Using The Equity In Your Home To Consolidate Loans

by Daphne Grey

Many people are finding it difficult to keep up with their monthly bill payments. Tougher economic conditions can cause interest rates to rise. This can seriously affect your credit card payments. It also makes it more difficult to pay off the balances. Your monthly payments may become very difficult to make. This may be a good time to consolidate loans. Your home equity can be a viable option.

Using a secured loan is the easiest way to borrow. A very good source for security, is the equity in your property. This depends on the amount of equity that you currently have. It must be enough to finance your bills. For example, you may have a home that is worth about $130,000. Maybe you still owe $100,000 on the property. This gives you can equity of $30,000.

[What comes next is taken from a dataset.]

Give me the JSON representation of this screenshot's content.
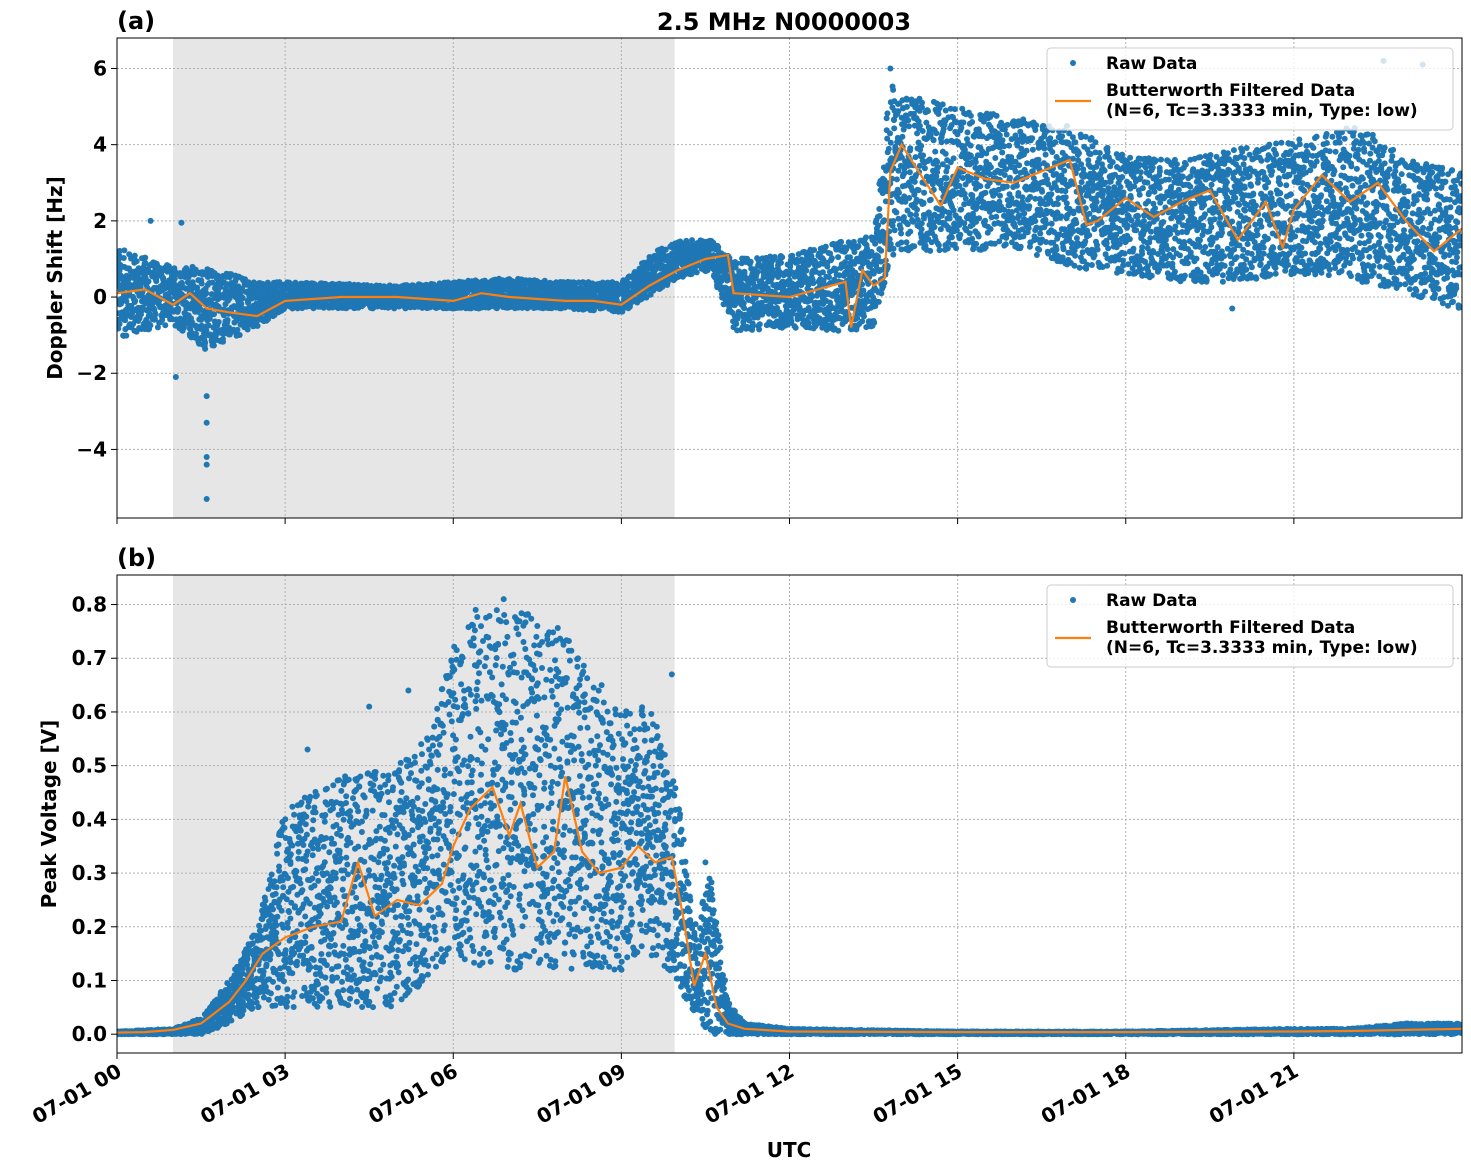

Why not go to your current mortgage holder? This may be the easiest source for money. You already do business with them. They are familiar with your property. They have a vested interest in it. The application and process may be simple. You may not have to pay for an appraisal. This can make closing costs much lower.

Make sure that you check other places and interest rates. Other lenders might have better terms or lower rates. It is important to get the lowest interest that you can. This will keep your payment down.

Suppose you have $20,000 in current unsecured debt. It may be due to four separate credit cards. Payments may be $200 each month, per account. This is $800 a month in payments. You might consider a second mortgage or home equity loan. The interest rate may be around 8 percent. You might receive terms like $490 monthly payments, for 48 months. This is a little over $300 a month less, in current payments. You can borrow the money to pay off any type of debt. It does not have to be credit card related.

This will not only lower your bills, it will pay them off in four years. All of that debt will be gone. In addition, your property equity will be free to use again. In the future, you may wish to borrow money. You can fund a college education. You might decide to buy a new vehicle or make home improvements.

Final thoughts

You can use the equity in your home to consolidate loans. This might save you a great deal of money on your monthly bill payments. Within four years time, you can pay off a substantial amount of debt. Your equity will then be free to use again, if you need to.

Preparing a debt management plan is only the initial step in responsible management of funds. Liquidating outstanding obligations or finding a way to consolidate loans will help to reduce debt.